Masters Indoor Meet – York Universtiy, 2011
I was expecting that e-mail to arrive any day. “My leg is better, ” it would read. “I think I’ll be able to run later this week. But go easy on me.”
Instead, I received one that read: Urgent. Call me on my cell.
As soon as I heard Garmin Graham’s voice, I knew it was bad news. I lost my running mate last weekend. I’m never going to receive that letter.
Shawn wasn’t just my running mate; he was a good friend. When we started training together, we chatted about races, shoes, nutrition, technology – typical runners’ stuff. It wasn’t long before we started talking about our jobs, our coaching and our families. We were on the same page in our careers and lives; we had the same drive to run hard. We understood each other.

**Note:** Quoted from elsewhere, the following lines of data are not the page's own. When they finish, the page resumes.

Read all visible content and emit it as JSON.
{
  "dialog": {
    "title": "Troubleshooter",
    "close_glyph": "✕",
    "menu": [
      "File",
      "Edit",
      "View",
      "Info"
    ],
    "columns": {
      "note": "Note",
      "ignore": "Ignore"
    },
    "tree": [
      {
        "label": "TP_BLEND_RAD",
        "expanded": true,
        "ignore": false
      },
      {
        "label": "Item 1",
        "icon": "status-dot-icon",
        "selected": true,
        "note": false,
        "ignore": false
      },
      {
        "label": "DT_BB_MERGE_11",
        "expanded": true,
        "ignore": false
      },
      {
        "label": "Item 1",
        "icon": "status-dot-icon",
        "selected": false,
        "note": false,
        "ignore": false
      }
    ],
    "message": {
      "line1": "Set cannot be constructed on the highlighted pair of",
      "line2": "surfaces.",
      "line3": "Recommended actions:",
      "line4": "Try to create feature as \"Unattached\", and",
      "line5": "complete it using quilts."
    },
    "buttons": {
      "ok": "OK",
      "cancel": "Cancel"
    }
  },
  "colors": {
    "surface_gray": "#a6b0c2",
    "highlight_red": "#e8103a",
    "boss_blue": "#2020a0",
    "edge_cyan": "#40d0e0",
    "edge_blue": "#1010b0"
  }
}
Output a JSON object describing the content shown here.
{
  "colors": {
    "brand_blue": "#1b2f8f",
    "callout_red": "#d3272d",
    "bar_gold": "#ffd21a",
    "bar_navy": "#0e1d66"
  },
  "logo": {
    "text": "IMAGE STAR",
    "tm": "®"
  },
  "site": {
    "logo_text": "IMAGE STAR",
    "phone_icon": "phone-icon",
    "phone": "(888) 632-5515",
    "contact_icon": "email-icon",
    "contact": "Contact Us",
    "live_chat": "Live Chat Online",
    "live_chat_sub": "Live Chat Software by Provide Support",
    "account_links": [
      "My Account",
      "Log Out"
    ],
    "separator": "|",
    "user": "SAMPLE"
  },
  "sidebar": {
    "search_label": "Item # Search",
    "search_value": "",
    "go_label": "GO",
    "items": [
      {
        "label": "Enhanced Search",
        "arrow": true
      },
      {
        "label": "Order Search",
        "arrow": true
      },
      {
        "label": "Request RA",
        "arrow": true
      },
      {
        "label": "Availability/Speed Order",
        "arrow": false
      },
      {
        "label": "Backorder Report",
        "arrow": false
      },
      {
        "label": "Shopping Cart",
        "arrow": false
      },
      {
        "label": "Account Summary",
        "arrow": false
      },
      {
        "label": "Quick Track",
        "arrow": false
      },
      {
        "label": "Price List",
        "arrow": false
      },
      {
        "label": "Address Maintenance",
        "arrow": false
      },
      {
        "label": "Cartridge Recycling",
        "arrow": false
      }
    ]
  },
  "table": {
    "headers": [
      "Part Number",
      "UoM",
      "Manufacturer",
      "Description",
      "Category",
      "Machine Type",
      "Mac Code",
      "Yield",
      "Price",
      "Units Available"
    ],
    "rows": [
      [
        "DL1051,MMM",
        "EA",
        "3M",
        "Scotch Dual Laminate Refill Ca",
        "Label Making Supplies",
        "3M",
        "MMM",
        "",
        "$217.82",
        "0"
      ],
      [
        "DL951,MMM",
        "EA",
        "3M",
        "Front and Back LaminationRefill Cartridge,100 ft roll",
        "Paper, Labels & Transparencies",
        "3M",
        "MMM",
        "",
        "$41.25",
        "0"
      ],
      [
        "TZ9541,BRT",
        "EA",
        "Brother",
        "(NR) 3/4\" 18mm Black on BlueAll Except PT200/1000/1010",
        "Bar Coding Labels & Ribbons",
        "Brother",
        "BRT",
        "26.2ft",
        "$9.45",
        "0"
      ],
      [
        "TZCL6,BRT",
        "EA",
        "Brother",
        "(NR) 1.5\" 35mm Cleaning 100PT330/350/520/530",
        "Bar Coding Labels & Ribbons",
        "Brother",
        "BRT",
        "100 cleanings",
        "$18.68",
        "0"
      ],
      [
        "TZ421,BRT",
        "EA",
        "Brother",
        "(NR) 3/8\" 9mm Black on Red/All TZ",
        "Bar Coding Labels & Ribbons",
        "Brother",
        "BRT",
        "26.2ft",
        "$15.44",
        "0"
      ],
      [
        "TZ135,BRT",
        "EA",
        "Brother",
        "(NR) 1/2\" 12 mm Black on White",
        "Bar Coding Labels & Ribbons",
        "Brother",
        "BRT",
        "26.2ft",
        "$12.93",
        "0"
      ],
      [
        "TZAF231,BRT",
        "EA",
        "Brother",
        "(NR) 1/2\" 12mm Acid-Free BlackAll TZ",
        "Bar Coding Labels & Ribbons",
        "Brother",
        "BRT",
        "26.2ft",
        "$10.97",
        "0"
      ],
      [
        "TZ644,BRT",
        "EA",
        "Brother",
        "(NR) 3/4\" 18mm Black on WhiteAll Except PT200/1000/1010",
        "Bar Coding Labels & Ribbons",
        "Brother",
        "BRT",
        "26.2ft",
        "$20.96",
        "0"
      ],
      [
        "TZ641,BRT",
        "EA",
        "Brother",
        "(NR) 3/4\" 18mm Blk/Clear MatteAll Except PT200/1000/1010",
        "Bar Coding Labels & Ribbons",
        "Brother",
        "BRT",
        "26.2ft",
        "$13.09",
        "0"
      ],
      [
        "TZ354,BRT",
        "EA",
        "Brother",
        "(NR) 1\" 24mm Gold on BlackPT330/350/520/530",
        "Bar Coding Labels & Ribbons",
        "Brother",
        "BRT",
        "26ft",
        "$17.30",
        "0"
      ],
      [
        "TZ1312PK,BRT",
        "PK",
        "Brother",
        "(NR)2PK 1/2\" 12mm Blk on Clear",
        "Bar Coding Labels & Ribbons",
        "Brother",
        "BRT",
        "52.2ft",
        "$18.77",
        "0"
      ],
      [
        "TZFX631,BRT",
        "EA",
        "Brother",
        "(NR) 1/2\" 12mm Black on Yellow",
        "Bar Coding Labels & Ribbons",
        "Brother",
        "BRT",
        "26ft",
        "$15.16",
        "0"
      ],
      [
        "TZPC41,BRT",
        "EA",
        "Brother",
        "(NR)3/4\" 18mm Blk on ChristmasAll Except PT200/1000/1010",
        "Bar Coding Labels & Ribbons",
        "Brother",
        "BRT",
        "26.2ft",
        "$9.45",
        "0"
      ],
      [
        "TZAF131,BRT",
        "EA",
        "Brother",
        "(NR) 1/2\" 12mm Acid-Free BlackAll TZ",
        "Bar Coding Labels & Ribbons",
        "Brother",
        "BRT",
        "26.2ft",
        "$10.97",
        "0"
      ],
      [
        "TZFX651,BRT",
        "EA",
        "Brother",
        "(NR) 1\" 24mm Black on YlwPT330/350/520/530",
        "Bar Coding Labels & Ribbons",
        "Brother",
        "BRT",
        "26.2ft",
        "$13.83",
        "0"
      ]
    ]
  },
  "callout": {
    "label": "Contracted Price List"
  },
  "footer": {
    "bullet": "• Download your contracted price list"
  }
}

We planned our races together and strategized. Shawn always prepped me for the courses and my pace. He always encouraged me and was proud of my finishes.
Last weekend, I raced a 5K in Toronto and couldn’t wait to call him with my time. But, for whatever reason, I didn’t. I decided to wait and tell him in person. I never did tell him, but somehow, I think he knew.
As you can imagine, the past week has been tough. Like so many of his other friends and his family, I’m feeling empty. Running should be my outlet but it isn’t; running has been that much harder.
When I got home from last night’s long run, I felt as though I had been hit with a sledge hammer. My heart ached. Later in the evening, I realized that I hadn’t been running alone. Shawn was at my side, diligently stopping his watch when we hit a traffic light and pacing while waiting for it to turn green.
With September comes the change of new classes and new routines. This year, my running will also be different as I won’t see my running mate just once or twice a week. Instead, he will be with me every step of the way.